Arda hanya diam sambil mengamati orang-orang kaya yang sedang memperebutkan sebuah perhiasan langka dengan mempertaruhkan kekayaan mereka. Sekarang, mereka tidak jauh beda dengan Arda. Bertaruh untuk mendapatkan prestise dan kesenangan. Arda tidak mampu menolak kebersamaan yang menyenangkan dengan Eveline. Di sisi lain dia juga sepertinya sangat ingin menjaga gengsi pada Alisa dan pacarnya, bahwa dia bisa melanjutkan hidup. Arda menahan diri untuk tidak terlalu lepas mengiyakan prasangka Bram, meski itu jelas-jelas sangat benar. Itu akan memancing pelbagai petuah yang keluar bersama cipratan air liur Bram yang terlalu banyak bicara itu. Apalagi saat Bram bertanya perihal waktu pernikahan.
“Apa?! Minggu depan! Gila kamu, Ar!”
“Kenapa?”
“Kenapa? Karena kamu tidak bilang padaku sebelumnya. Kamu pikir bisa seenaknya pergi meninggalkan perkerjaanmu untuk menikah.”
“Kami menikah sederhana. Tercatat negara saja sudah cukup bagus. Orang tuaku jauh, Eveline tidak punya siapa-siapa. Jadi kupikir aku bisa izin sebentar.”
Arda menghentikan kalimatnya, wajah Bram lebih meresahkan ketika dia merasa tidak dihormati. Arda hanya perlu percaya diri terlalu tinggi, dia yakin Bram memberinya waktu.
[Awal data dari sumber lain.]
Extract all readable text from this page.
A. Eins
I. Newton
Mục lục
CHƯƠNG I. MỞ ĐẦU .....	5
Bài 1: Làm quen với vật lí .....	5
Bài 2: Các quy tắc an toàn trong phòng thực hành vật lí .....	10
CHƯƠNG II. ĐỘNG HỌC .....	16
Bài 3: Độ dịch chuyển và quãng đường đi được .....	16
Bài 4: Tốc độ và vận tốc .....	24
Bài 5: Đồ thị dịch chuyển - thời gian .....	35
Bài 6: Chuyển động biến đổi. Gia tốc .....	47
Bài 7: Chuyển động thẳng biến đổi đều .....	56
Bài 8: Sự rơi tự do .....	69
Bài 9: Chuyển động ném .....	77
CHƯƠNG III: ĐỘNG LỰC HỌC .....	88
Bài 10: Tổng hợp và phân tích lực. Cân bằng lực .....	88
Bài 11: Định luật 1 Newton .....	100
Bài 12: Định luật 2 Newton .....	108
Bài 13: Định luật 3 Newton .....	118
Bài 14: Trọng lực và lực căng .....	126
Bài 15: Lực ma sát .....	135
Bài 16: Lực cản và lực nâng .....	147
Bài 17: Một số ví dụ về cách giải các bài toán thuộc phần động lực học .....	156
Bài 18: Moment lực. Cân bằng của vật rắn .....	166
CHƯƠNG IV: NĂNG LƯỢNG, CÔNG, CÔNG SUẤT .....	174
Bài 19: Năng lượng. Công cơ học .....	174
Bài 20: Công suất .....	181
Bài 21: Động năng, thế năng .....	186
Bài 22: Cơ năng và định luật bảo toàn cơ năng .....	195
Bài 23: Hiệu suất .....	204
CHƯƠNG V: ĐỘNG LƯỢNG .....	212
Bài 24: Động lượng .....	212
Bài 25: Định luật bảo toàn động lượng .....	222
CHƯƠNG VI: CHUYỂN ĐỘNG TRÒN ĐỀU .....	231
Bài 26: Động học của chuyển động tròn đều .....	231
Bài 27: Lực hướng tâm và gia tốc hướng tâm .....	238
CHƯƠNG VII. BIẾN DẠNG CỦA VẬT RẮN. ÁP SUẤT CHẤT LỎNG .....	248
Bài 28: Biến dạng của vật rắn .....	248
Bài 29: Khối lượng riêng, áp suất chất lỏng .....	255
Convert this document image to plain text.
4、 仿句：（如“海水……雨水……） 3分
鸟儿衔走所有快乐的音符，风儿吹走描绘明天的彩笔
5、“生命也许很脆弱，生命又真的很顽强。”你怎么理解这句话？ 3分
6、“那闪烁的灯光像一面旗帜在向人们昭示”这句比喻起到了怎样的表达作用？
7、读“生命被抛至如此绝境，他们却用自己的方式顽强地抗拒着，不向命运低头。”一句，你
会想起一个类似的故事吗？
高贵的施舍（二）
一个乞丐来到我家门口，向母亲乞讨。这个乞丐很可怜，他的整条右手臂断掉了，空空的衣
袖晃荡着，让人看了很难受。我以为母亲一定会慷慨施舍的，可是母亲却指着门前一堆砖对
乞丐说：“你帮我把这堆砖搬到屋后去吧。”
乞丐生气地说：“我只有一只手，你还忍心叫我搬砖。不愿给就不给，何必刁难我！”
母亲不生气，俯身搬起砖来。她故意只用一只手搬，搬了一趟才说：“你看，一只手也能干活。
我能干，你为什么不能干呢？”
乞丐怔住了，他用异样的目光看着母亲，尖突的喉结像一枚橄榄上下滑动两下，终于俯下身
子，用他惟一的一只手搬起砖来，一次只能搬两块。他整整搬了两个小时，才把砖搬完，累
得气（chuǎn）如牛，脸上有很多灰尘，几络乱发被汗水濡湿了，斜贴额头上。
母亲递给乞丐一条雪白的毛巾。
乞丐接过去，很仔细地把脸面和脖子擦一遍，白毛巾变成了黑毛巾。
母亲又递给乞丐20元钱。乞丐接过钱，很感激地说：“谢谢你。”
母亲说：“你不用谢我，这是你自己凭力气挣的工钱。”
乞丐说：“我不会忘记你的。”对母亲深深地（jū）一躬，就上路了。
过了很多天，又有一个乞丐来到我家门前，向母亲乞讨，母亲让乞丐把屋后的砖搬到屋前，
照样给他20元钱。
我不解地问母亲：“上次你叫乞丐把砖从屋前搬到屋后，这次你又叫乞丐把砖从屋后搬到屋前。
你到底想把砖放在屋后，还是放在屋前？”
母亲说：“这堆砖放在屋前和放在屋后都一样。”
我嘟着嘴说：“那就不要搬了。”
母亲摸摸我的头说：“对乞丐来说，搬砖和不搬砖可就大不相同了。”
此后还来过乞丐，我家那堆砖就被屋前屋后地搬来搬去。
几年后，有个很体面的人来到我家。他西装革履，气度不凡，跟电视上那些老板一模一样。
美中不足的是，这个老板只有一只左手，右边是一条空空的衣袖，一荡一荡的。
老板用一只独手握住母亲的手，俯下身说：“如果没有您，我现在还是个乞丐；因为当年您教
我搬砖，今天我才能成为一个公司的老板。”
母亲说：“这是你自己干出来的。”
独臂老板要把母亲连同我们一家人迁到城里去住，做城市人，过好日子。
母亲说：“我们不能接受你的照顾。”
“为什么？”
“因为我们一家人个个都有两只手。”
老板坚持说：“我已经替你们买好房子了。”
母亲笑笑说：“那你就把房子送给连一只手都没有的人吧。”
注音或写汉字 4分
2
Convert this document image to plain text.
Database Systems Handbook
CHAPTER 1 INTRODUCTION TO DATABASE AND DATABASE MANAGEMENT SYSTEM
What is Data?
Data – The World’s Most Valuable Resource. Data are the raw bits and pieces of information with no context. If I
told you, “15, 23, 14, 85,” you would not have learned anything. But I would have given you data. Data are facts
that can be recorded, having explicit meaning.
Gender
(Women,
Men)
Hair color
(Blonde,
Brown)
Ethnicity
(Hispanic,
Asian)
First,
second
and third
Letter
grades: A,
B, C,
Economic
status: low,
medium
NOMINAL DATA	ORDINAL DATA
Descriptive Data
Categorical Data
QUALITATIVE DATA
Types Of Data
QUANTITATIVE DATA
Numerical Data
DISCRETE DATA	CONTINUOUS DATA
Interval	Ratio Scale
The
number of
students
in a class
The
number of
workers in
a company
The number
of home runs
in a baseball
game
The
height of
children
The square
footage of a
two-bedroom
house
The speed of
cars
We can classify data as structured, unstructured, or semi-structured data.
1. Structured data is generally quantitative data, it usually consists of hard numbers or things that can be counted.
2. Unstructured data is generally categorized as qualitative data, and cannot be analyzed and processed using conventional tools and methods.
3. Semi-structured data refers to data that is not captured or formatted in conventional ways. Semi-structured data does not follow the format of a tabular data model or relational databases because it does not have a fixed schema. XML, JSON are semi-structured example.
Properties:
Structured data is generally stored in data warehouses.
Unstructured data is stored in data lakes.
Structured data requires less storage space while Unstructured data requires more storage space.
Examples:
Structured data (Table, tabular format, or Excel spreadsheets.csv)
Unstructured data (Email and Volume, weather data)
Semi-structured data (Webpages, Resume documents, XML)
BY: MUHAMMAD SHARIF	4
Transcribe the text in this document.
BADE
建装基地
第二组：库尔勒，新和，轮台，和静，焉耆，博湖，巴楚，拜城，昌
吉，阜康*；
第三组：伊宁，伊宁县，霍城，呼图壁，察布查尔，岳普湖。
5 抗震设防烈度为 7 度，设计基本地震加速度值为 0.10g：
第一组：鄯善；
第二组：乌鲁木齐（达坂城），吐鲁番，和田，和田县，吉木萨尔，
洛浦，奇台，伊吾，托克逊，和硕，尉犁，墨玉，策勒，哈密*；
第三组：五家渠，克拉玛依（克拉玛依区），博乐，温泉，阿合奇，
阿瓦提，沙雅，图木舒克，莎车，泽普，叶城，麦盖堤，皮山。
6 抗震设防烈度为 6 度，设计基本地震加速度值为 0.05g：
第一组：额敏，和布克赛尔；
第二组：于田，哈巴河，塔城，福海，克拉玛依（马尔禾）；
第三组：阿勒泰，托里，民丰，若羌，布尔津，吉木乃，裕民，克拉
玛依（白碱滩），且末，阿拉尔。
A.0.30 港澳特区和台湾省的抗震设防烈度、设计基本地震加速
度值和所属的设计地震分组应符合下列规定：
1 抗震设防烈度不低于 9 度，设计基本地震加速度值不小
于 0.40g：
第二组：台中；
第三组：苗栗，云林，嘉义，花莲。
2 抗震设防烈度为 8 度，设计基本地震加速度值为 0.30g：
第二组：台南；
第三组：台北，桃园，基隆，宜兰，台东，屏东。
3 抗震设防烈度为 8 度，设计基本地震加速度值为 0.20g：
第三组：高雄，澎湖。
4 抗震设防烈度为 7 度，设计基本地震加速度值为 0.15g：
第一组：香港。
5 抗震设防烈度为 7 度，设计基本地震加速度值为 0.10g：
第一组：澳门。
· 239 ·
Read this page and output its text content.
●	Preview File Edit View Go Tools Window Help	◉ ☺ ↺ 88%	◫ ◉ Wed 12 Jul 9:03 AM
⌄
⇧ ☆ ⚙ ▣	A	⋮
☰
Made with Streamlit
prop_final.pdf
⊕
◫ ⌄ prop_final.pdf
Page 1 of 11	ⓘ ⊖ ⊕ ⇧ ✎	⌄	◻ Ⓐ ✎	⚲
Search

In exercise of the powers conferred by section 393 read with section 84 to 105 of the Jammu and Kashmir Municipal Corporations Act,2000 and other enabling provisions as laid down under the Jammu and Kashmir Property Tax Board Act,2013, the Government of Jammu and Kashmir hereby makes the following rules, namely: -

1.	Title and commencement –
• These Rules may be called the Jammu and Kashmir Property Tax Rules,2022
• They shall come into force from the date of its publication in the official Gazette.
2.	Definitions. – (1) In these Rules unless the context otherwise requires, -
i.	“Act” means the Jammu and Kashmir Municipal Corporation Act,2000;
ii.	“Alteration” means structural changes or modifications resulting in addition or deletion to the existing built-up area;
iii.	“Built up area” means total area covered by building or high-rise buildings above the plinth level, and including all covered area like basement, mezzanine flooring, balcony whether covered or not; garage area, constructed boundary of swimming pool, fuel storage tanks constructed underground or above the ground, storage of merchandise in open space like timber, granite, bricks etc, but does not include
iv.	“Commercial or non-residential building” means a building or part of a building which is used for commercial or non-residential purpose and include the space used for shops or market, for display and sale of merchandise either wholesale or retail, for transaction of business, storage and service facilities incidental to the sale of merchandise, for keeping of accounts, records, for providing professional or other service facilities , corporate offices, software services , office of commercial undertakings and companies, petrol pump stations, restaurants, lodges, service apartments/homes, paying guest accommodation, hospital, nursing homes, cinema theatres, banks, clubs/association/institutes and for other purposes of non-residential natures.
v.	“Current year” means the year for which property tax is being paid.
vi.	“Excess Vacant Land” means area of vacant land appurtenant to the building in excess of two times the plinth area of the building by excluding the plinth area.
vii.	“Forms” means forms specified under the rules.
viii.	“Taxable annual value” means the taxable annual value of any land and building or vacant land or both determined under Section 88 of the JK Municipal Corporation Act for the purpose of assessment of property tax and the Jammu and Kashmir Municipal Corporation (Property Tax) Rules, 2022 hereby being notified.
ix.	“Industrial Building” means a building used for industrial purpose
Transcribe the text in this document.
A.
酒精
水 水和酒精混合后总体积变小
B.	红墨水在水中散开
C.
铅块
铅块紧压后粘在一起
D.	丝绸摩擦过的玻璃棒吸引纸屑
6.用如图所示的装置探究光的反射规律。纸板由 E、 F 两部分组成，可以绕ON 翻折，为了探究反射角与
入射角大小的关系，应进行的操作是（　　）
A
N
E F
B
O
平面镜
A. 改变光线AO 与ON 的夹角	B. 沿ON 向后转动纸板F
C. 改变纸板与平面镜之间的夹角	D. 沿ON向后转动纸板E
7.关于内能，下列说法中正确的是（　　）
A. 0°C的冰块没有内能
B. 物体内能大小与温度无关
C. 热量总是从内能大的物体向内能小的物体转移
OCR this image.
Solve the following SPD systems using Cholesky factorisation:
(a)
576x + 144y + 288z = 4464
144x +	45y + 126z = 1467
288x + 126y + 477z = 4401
“Kita banyak pekerjaan, Ar!”
Arda tidak menjawab dan mengedarkan kembali pandangan pada orang-orang yang sibuk menyebutkan nominal yang di luar nalar Arda. Dia memasang muka masam, sedikit mencebik, tanda ingin belas kasihan Bram. Kini dia hanya bergantung pada rasa simpati Bram terhadap masa lalunya yang tragis. Bram menggeleng tidak percaya sikap itu bisa meluluhkannya.
“Ok, fine. Tidak lama-lama, aku harus melihat batang hidungmu pukul lima sore. Tuan Markus ada pertemuan.”
“Hehe, makasih, Bos!” sambu Arda cengengesan.
“Aku tidak percaya kamu bisa bodoh seperti ini. Pikiranmu selalu saja pendek. Kamu tahu diantara Ken, aku, dan Tuan Markus, kurasa hanya kamu yang terlampau lurus, tapi sayang bodoh.”
Arda mengangkat bahunya sambil mencebik. “Yah, mungkin hanya itu yang kupunya.”
“Tapi harusnya kamu juga punya sedikit kebijaksanaan, Ar. Coba lihat orang tua bangsat itu.” tunjuk Bram dengan mengangkat sedikit dagunya.
KAMU SEDANG MEMBACA
Stay
RomanceSetelah bangkrut, diselingkuhi pacarnya, dan menjadi pengangguran, Arda menemukan keberuntungan hidup ketika menikah dan bekerja sebagai pengawal pribadi seorang konglomerat. Menikahi Eveline tidak hanya seperti mendapat sebuah berlian, ini juga se...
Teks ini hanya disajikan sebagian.